Anlass für diese Ausstellung war die Veröffentlichung des Historikers Harry Waibel, dass Dörrier 1944 bis Anfang 1945 als einberufener Waffen SS-Mann Wachdienste in Außenlagern des KZ Sachsenhausen geleistet hatte, bevor er nach der Entdeckung, dass er mit einer jüdischen Frau verheiratet war, als wehrunwürdig entlassen wurde.

Zum besseren Verständnis möchte hier einen Punkt betonen:  Dörrier hatte sich nicht freiwillig zum Dienst der Waffen-SS gemeldet. Er war einberufen worden und sich einer solchen Einberufung zu widersetzen, war in der NS-Diktatur ohne Risiko für Freiheit und Leben nicht möglich. Dies gilt umso mehr für Dörriers Zeit im KZ Sachsenhausen, als sich das Kriegsgeschehen schon deutlich zu Deutschlands Ungunsten gewendet hatte.

Die Veröffentlichung Waibels, dem u.a. in der TAZ vom Soziologen Hartmut M. Griese in einer Rezension vorgeworfen wurde, dass er zu oft „konsistente Analysen weitgehend schuldig“ bliebe und dem in der Berliner Zeitung die Journalistinnen Anja Reich und Jenni Roth  in Bezug auf den Fall Manuel Diogo vorwarfen, mit „Halbwahrheiten und Manipulationen“ zu arbeiten, lösten eine heftige Diskussion, besonders in Pankow, aus.

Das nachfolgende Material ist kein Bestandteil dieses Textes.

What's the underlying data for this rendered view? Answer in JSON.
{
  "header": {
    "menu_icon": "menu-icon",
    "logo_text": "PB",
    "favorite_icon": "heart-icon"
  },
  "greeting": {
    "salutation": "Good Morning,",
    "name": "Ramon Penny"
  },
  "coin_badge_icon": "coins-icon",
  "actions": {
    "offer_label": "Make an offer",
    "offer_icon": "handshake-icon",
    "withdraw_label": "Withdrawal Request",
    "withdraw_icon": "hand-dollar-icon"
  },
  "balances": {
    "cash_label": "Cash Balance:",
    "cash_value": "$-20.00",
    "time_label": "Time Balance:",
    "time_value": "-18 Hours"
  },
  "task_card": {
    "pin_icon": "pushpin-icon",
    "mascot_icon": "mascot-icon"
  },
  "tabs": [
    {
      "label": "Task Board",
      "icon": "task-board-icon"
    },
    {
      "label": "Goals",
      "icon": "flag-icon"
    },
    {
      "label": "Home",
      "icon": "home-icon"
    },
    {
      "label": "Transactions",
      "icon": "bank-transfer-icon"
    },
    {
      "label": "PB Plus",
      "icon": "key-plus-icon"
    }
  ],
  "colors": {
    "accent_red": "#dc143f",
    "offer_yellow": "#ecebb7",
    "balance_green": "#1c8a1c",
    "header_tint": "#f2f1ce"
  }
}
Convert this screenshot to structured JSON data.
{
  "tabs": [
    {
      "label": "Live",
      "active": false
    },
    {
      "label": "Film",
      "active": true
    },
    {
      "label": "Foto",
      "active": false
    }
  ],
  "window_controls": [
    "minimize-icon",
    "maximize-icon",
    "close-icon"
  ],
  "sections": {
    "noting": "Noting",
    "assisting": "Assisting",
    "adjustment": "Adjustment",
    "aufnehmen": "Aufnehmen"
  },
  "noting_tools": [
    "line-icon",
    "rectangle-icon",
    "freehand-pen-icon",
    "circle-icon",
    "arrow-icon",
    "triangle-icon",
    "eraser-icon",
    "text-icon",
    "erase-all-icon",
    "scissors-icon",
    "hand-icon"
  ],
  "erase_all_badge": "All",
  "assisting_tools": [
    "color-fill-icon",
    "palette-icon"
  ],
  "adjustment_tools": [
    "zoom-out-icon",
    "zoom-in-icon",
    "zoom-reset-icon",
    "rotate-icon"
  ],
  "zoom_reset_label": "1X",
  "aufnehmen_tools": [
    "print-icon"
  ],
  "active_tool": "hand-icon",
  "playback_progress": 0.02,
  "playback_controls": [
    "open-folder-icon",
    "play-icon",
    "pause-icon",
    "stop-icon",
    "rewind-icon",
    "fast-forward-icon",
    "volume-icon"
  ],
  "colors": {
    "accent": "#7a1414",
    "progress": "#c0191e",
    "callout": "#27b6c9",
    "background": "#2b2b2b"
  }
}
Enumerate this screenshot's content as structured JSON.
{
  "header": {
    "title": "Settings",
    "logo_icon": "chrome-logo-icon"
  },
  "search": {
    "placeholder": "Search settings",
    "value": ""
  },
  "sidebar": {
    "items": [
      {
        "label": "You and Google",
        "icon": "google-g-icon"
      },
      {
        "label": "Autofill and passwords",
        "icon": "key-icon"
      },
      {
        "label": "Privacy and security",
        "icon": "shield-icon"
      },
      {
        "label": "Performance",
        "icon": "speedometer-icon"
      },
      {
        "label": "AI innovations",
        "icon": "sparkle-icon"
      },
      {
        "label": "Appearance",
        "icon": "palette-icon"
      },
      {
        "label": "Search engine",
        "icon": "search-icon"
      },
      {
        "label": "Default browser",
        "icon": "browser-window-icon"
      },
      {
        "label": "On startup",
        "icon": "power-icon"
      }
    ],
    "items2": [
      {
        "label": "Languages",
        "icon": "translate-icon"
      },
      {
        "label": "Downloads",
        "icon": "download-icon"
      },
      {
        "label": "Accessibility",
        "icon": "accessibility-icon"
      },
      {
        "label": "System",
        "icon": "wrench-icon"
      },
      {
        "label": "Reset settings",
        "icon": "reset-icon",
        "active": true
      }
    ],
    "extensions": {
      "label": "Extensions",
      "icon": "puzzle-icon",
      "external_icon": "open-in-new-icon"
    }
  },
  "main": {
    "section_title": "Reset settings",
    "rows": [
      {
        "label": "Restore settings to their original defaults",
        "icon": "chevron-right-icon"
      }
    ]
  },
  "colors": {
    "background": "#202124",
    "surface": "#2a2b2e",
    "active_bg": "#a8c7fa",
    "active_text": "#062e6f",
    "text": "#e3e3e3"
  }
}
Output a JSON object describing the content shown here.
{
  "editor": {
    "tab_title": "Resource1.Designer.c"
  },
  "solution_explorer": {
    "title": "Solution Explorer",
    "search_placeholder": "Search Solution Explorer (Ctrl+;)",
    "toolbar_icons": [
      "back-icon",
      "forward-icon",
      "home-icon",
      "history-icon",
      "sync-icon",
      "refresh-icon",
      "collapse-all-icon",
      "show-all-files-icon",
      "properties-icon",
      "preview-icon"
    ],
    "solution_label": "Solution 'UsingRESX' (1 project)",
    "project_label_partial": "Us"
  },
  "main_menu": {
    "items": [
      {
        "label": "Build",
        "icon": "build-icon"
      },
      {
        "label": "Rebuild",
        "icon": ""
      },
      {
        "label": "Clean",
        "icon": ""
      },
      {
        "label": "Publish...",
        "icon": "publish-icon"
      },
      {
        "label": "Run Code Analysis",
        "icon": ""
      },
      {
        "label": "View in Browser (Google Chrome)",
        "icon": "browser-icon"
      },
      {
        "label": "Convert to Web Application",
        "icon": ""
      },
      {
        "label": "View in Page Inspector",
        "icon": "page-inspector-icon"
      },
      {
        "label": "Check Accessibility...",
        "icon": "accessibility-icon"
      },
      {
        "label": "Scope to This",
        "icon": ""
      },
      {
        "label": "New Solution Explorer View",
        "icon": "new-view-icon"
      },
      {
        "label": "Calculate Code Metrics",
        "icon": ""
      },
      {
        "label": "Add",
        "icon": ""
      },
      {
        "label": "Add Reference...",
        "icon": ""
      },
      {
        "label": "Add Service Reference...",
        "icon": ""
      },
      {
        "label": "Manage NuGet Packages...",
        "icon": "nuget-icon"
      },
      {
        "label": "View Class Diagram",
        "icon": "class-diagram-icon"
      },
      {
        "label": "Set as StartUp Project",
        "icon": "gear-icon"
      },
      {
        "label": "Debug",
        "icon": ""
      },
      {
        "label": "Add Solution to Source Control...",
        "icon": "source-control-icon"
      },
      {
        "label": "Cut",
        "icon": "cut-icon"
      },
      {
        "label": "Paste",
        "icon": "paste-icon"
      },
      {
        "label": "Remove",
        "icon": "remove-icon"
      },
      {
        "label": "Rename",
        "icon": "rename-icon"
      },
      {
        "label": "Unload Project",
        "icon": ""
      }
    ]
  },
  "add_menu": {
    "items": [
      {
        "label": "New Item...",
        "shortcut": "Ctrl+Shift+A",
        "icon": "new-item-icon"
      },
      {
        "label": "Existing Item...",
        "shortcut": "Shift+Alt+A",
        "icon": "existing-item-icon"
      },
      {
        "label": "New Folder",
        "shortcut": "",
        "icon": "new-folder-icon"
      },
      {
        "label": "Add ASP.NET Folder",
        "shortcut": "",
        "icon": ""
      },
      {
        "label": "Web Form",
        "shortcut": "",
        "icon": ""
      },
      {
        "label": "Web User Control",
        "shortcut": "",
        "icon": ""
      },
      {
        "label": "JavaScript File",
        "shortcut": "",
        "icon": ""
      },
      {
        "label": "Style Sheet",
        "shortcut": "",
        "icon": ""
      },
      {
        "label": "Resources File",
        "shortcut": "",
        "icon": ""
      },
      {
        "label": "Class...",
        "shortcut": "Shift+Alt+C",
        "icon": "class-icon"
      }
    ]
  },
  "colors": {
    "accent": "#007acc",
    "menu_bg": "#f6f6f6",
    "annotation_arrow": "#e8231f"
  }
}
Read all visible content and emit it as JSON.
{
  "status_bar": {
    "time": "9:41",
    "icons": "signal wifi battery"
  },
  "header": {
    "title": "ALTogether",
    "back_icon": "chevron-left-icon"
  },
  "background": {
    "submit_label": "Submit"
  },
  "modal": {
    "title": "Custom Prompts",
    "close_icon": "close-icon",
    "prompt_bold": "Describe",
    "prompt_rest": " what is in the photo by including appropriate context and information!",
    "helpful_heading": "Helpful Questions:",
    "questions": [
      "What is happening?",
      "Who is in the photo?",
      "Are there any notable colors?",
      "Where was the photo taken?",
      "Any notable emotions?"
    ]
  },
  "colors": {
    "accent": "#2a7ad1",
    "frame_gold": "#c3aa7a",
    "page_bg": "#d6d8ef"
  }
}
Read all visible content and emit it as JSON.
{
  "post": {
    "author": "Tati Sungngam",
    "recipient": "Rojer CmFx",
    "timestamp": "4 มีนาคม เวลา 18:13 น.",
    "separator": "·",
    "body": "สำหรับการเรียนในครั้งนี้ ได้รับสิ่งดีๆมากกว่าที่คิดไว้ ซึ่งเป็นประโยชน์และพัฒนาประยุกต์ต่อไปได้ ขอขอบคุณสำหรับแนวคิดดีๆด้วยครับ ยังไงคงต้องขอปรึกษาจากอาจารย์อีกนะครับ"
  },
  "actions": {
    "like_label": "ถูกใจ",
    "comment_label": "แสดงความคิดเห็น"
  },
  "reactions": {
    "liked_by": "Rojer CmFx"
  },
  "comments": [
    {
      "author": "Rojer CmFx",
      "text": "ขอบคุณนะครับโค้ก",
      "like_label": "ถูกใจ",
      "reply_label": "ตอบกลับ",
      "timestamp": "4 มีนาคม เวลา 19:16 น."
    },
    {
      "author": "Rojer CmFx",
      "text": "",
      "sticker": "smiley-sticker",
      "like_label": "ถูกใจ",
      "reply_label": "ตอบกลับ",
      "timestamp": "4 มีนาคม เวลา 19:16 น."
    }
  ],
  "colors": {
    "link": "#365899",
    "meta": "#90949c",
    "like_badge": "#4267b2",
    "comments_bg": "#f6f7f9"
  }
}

Wegen seiner Verdienste war Dörrier, der sich nach seiner Pensionierung ganz einer Chronik Pankows widmete, zum Museumsrat ernannt und anlässlich seines 100. Geburtstags mit dem Bundesverdienstkreuz geehrt worden. Eine Schule in Rosenthal, die sich schon einmal ihres Namen „Ernst Busch“ entledigt hatte, ließ auch ihren zweiten Namensgeber fallen und heißt nun „Schule am Rosenthal“.

Die Gedenktafel, die der Pankower Grafiker Manfred Butzmann am Wohnhaus von Rudolf Dörrier in der Hiddenseestraße angebracht hat, scheint noch zu hängen.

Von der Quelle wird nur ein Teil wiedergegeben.